Le dépliant et l’affiche « 4 pas » sont disponibles sur www.alertecran.org et sont désormais transmis dans les livrets CAF à tous les jeunes parents au moment de la naissance.

« 4 temps sans écrans »*

1. Pas d’écrans le matin

L’enfant qui regarde un écran au réveil fatigue son système attentionnel avant d’arriver en classe. Résultat, en cours, il bouge, parle, fait tomber ses affaires… et ne parvient plus à se concentrer.

2. Pas d’écrans durant les repas

Un enfant qui grandit avec une télé allumée en permanence acquerra un vocabulaire plus pauvre. Entre 15 mois et 4 ans, deux heures de télé par jour multiplient par trois la probabilité de voir des retards de développement de langage.

3. Pas d’écrans avant de s’endormir

L’image animée, même adaptée à l’enfant, est trop stimulante émotionnellement.

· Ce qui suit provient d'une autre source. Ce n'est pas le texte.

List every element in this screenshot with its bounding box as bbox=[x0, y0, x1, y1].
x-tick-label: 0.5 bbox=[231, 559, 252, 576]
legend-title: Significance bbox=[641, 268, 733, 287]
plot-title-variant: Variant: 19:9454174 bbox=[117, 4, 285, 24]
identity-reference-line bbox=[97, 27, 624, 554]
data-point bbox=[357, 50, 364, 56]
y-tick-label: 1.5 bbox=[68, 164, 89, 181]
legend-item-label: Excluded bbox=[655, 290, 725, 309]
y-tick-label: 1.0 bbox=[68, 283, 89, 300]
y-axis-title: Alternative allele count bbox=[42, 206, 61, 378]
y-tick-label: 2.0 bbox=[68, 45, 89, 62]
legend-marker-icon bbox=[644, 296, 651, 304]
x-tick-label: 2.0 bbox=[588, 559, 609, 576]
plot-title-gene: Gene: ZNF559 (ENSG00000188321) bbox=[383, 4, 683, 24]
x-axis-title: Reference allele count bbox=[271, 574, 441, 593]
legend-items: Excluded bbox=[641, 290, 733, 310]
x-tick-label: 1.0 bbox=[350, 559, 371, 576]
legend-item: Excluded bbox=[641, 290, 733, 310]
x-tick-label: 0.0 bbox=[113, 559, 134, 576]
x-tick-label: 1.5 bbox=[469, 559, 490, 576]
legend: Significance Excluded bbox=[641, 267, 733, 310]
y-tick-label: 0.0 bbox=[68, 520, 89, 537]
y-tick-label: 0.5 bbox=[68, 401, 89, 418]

Le sommeil, qui se forme avec les dernières images perçues, est altéré.

4. Pas d’écrans dans la chambre

La présence d’un écran réduit le temps de sommeil. Sans écrans, l’enfant apprend à développer des compétences essentielles pour le développement de sa pensée et de son attention.

(*) D’après « 4 temps sans écrans = 4 pas pour mieux avancer », supports rédigés par Sabine Duflo, psychologue, qui reprend en partie les recommandations des pédiatres nord-américains.